A Comissão reconhece a importância da tecnologia, mas afirma que ela tem sido utilizada por diversas empresas para confinar, alienar e subjugar as crianças e adolescentes. Segundo o relatório, estratégias do algoritmo virtual capturam a atenção dos usuários como forma de controle e monetização.
Paulo Beer, psicanalista e doutor em psicologia social, concedeu entrevista à Jornalismo Júnior e relatou que o documento é muito relevante no cenário atual, tendo em vista a quantidade de diagnósticos psiquiátricos que são acentuados pelo uso das redes.
Mas o entrevistado também afirma que essa realidade não é inédita, e cresce em ritmo acelerado desde o início do século 21. “A difusão [da tecnologia] se dá a partir dos anos 90, com a popularização dos computadores pessoais, e se intensifica nos anos 2000 com os aparelhos móveis”, explica Paulo.

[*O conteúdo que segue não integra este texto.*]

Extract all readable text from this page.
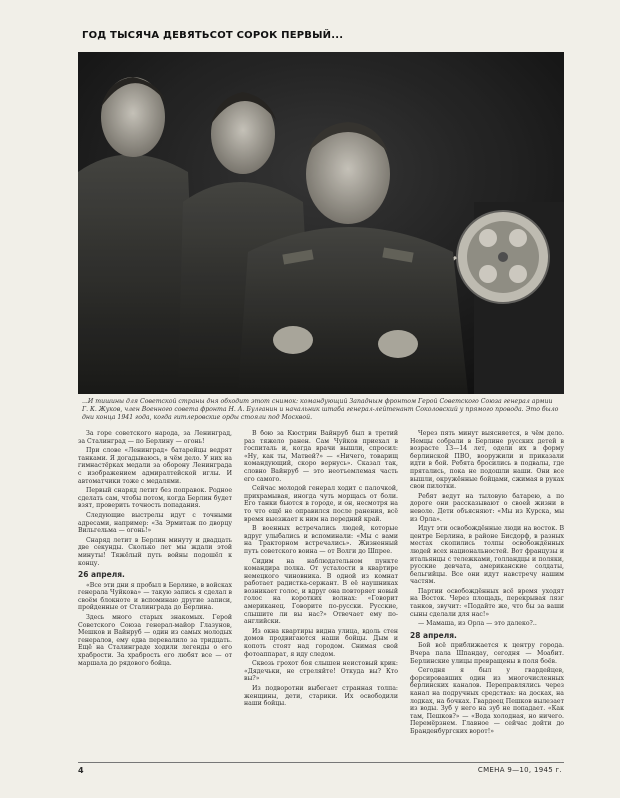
ГОД ТЫСЯЧА ДЕВЯТЬСОТ СОРОК ПЕРВЫЙ...
...И тишины для Советской страны дня обходит этот снимок: командующий Западным фронтом Герой Советского Союза генерал армии Г. К. Жуков, член Военного совета фронта Н. А. Булганин и начальник штаба генерал-лейтенант Соколовский у прямого провода. Это было дни конца 1941 года, когда гитлеровские орды стояли под Москвой.

За горе советского народа, за Ленинград, за Сталинград — по Берлину — огонь!

При слове «Ленинград» батарейцы ведрят танками. Я догадываюсь, в чём дело. У них на гимнастёрках медали за оборону Ленинграда с изображением адмиралтейской иглы. И автоматчики тоже с медалями.

Первый снаряд летит без поправок. Родное сделать сам, чтобы потом, когда Берлин будет взят, проверить точность попадания.

Следующие выстрелы идут с точными адресами, например: «За Эрмитаж по дворцу Вильгельма — огонь!»

Снаряд летит в Берлин минуту и двадцать две секунды. Сколько лет мы ждали этой минуты! Тяжёлый путь войны подошёл к концу.

26 апреля.

«Все эти дни я пробыл в Берлине, в войсках генерала Чуйкова» — такую запись я сделал в своём блокноте и вспоминаю другие записи, пройденные от Сталинграда до Берлина.

Здесь много старых знакомых. Герой Советского Союза генерал-майор Глазунов, Мешков и Вайнруб — один из самых молодых генералов, ему едва перевалило за тридцать. Ещё на Сталинграде ходили легенды о его храбрости. За храбрость его любят все — от маршала до рядового бойца.

В бою за Кюстрин Вайнруб был в третий раз тяжело ранен. Сам Чуйков приехал в госпиталь и, когда врачи вышли, спросил: «Ну, как ты, Матвей?» — «Ничего, товарищ командующий, скоро вернусь». Сказал так, словно Вайнруб — это неотъемлемая часть его самого.

Сейчас молодой генерал ходит с палочкой, прихрамывая, иногда чуть морщась от боли. Его танки бьются в городе, и он, несмотря на то что ещё не оправился после ранения, всё время выезжает к ним на передний край.

В военных встречались людей, которые вдруг улыбались и вспоминали: «Мы с вами на Тракторном встречались». Жизненный путь советского воина — от Волги до Шпрее.

Сидим на наблюдательном пункте командира полка. От усталости в квартире немецкого чиновника. В одной из комнат работает радистка-сержант. В её наушниках возникает голос, и вдруг она повторяет новый голос на коротких волнах: «Говорит американец. Говорите по-русски. Русские, слышите ли вы нас?» Отвечает ему по-английски.

Из окна квартиры видна улица, вдоль стен домов продвигаются наши бойцы. Дым и копоть стоят над городом. Снимая свой фотоаппарат, я иду следом.

Сквозь грохот боя слышен неистовый крик: «Дядечьки, не стреляйте! Откуда вы? Кто вы?»

Из подворотни выбегает странная толпа: женщины, дети, старики. Их освободили наши бойцы.

Через пять минут выясняется, в чём дело. Немцы собрали в Берлине русских детей в возрасте 13—14 лет, одели их в форму берлинской ПВО, вооружили и приказали идти в бой. Ребята бросились в подвалы, где прятались, пока не подошли наши. Они все вышли, окружённые бойцами, сжимая в руках свои пилотки.

Ребят ведут на тыловую батарею, а по дороге они рассказывают о своей жизни в неволе. Дети объясняют: «Мы из Курска, мы из Орла».

Идут эти освобождённые люди на восток. В центре Берлина, в районе Бисдорф, в разных местах скопились толпы освобождённых людей всех национальностей. Вот французы и итальянцы с тележками, голландцы и поляки, русские девчата, американские солдаты, бельгийцы. Все они идут навстречу нашим частям.

Партии освобождённых всё время уходят на Восток. Через площадь, перекрывая лязг танков, звучит: «Подайте же, что бы за ваши сыны сделали для нас!»

— Мамаша, из Орла — это далеко?..

28 апреля.

Бой всё приближается к центру города. Вчера пала Шпандау, сегодня — Моабит. Берлинские улицы превращены в поля боёв.

Сегодня я был у гвардейцев, форсировавших один из многочисленных берлинских каналов. Переправлялись через канал на подручных средствах: на досках, на лодках, на бочках. Гвардеец Пешков вылезает из воды. Зуб у него на зуб не попадает. «Как там, Пешков?» — «Вода холодная, но ничего. Перемёрзнем. Главное — сейчас дойти до Бранденбургских ворот!»

4	СМЕНА 9—10, 1945 г.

A virada do milênio foi marcada por mudanças na comunicação, no comércio, nas formas de relacionamento e em como o ser humano percebe a si mesmo e o mundo. Apesar da televisão e do rádio já existirem há décadas, as redes sociais e a instantaneidade de transmissão condicionaram o homem a construir novas formas de vivência.
A oportunidade de estar online a qualquer momento e em qualquer lugar afetou a saúde mental da população e a convivência coletiva. “Antes, o acesso à informação só se dava em casa, na escola, no trabalho. A partir do momento em que os smartphones se propagaram, nossa forma de estar conectado se modificou”, Paulo afirma. “Isso teve efeitos muito importantes na maneira que nos relacionamos com os outros”.
O entrevistado conta que, não por acaso, começou a se instaurar um regime de socialização mediado pela tecnologia. “Os aplicativos são programados para criar uma hiperconexão, ou seja, para fazer com que o usuário fique o máximo de tempo possível conectado”.
Desde os jovens dos anos 2000, que passaram por essa transição, até as crianças que, hoje em dia, desconhecem um mundo separado da esfera virtual, todos vivem algo em comum: a vida através das telas.
Geração Y (1982-1997)
Também conhecida como geração do Milênio, foi a primeira a nascer em um mundo totalmente globalizado. Seus integrantes cresceram com o vídeo cassete, o disquete, os CDs e os DVDs, e tiveram contato com a internet de uma maneira gradual. Eles viveram sua juventude durante os anos 2000 — momento em que o boom das redes sociais enfatizou o universo de possibilidades da internet.
Segundo Paulo, um dos impactos iniciais da popularização da web foi a grande quantidade de informação disponível. A partir do estabelecimento das grandes plataformas, qualquer pessoa tornou-se um possível criador de conteúdo. “Isso faz com que comecemos a perceber os vieses que estavam presentes na informação muito centralizada”, ressalta.
Nesse período, a autoridade das instituições de informação tradicionais entra em crise. “Proliferam-se outros canais e meios, junto com os ‘especialistas’ — pessoas que não são da área e ainda assim ganham um verniz de credibilidade”, explica o psicólogo. Esse processo tem consequências ambivalentes: “a ideia de democratizar a informação é muito bem-vinda, mas ao mesmo tempo causa fragmentação e dificulta a criação de consensos na sociedade”.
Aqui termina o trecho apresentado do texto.